Nicole Selmer of the Frauen im Fussball (Women in football) network told ESPN that it was “sending a fatal message.” “It shows that at whatever level women and girls play football, they are not taken as seriously as men and boys,” Selmer said. “This punishment for the Gladbach coach puts coaching a women’s team on a level with social work. But it’s not like that. Women’s football is a sport, and those who participate in it are as professional as their male counterparts. “If you strip away everything and give it to them they have good intentions, it is still sending a fatal message, as coaching a women’s or girls’ team is part of a punishment for a misconduct.” she said.
The headline read that he was sentenced to coach the female team as punishment for his unruly behavior but he has come out to argue differently. “It was never my intention to propose this as a part of any form of punishment,” Heiko Vogel says. “I put it forward as a suggestion to show that I wanted to apologize to the girls and women playing football at Borussia,” Vogel claims he suggested it to the sports court of the West German soccer association (WDFV) when his case was being heard following his sexist comments to officials Vanessa Arlt and Nadine Westerhoff at a game involving his team on the 30th of January.

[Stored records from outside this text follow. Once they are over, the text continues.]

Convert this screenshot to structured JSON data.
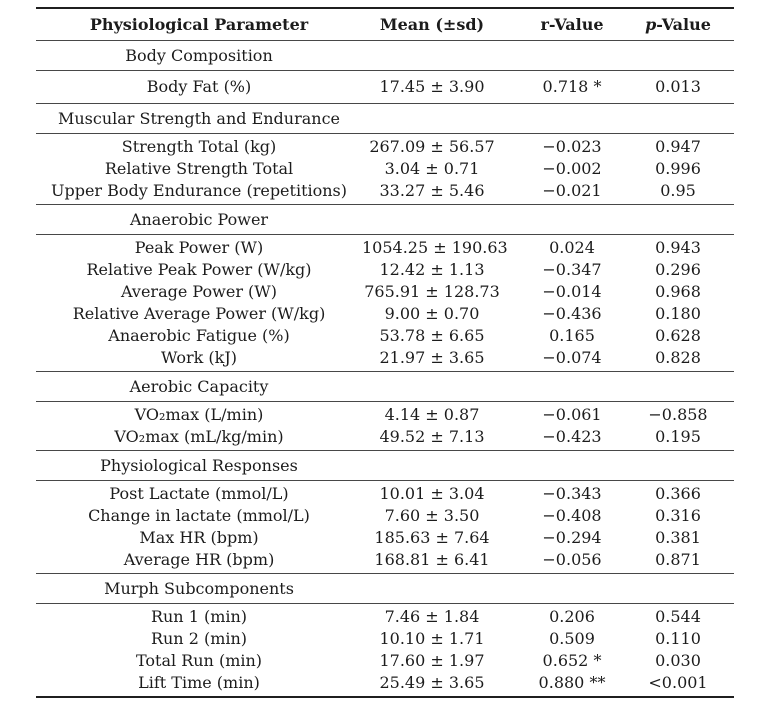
{
  "colors": {
    "text": "#1c1c1c",
    "rule_thin": "#474747",
    "rule_thick": "#1f1f1f",
    "background": "#ffffff"
  },
  "table": {
    "headers": {
      "parameter": "Physiological Parameter",
      "mean": "Mean (±sd)",
      "r": "r-Value",
      "p_italic": "p",
      "p_rest": "-Value"
    },
    "sections": [
      {
        "title": "Body Composition",
        "rows": [
          {
            "param": "Body Fat (%)",
            "mean": "17.45 ± 3.90",
            "r": "0.718 *",
            "p": "0.013"
          }
        ]
      },
      {
        "title": "Muscular Strength and Endurance",
        "rows": [
          {
            "param": "Strength Total (kg)",
            "mean": "267.09 ± 56.57",
            "r": "−0.023",
            "p": "0.947"
          },
          {
            "param": "Relative Strength Total",
            "mean": "3.04 ± 0.71",
            "r": "−0.002",
            "p": "0.996"
          },
          {
            "param": "Upper Body Endurance (repetitions)",
            "mean": "33.27 ± 5.46",
            "r": "−0.021",
            "p": "0.95"
          }
        ]
      },
      {
        "title": "Anaerobic Power",
        "rows": [
          {
            "param": "Peak Power (W)",
            "mean": "1054.25 ± 190.63",
            "r": "0.024",
            "p": "0.943"
          },
          {
            "param": "Relative Peak Power (W/kg)",
            "mean": "12.42 ± 1.13",
            "r": "−0.347",
            "p": "0.296"
          },
          {
            "param": "Average Power (W)",
            "mean": "765.91 ± 128.73",
            "r": "−0.014",
            "p": "0.968"
          },
          {
            "param": "Relative Average Power (W/kg)",
            "mean": "9.00 ± 0.70",
            "r": "−0.436",
            "p": "0.180"
          },
          {
            "param": "Anaerobic Fatigue (%)",
            "mean": "53.78 ± 6.65",
            "r": "0.165",
            "p": "0.628"
          },
          {
            "param": "Work (kJ)",
            "mean": "21.97 ± 3.65",
            "r": "−0.074",
            "p": "0.828"
          }
        ]
      },
      {
        "title": "Aerobic Capacity",
        "rows": [
          {
            "param": "VO₂max (L/min)",
            "mean": "4.14 ± 0.87",
            "r": "−0.061",
            "p": "−0.858"
          },
          {
            "param": "VO₂max (mL/kg/min)",
            "mean": "49.52 ± 7.13",
            "r": "−0.423",
            "p": "0.195"
          }
        ]
      },
      {
        "title": "Physiological Responses",
        "rows": [
          {
            "param": "Post Lactate (mmol/L)",
            "mean": "10.01 ± 3.04",
            "r": "−0.343",
            "p": "0.366"
          },
          {
            "param": "Change in lactate (mmol/L)",
            "mean": "7.60 ± 3.50",
            "r": "−0.408",
            "p": "0.316"
          },
          {
            "param": "Max HR (bpm)",
            "mean": "185.63 ± 7.64",
            "r": "−0.294",
            "p": "0.381"
          },
          {
            "param": "Average HR (bpm)",
            "mean": "168.81 ± 6.41",
            "r": "−0.056",
            "p": "0.871"
          }
        ]
      },
      {
        "title": "Murph Subcomponents",
        "rows": [
          {
            "param": "Run 1 (min)",
            "mean": "7.46 ± 1.84",
            "r": "0.206",
            "p": "0.544"
          },
          {
            "param": "Run 2 (min)",
            "mean": "10.10 ± 1.71",
            "r": "0.509",
            "p": "0.110"
          },
          {
            "param": "Total Run (min)",
            "mean": "17.60 ± 1.97",
            "r": "0.652 *",
            "p": "0.030"
          },
          {
            "param": "Lift Time (min)",
            "mean": "25.49 ± 3.65",
            "r": "0.880 **",
            "p": "<0.001"
          }
        ]
      }
    ]
  }
}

So here is the thing. Apparently, during the hearing of his case, Vogel stated that he would like to take 6 women training sessions to show that he was sorry and when it was read in his judgment, it was read as an additional “punishment” Whether it is a silly mistake in optics or not, there is no need to further involve women when he has been insulting to two. Fine him, punish him, whatever but the decision to involve him with more women was ill-thought, especially when proposed as a “punishment”. We sure hope that Mr. Vogel can for now keep his mouth shut, learn his lesson, and serve as a warning of what is to come when we make discriminatory remarks.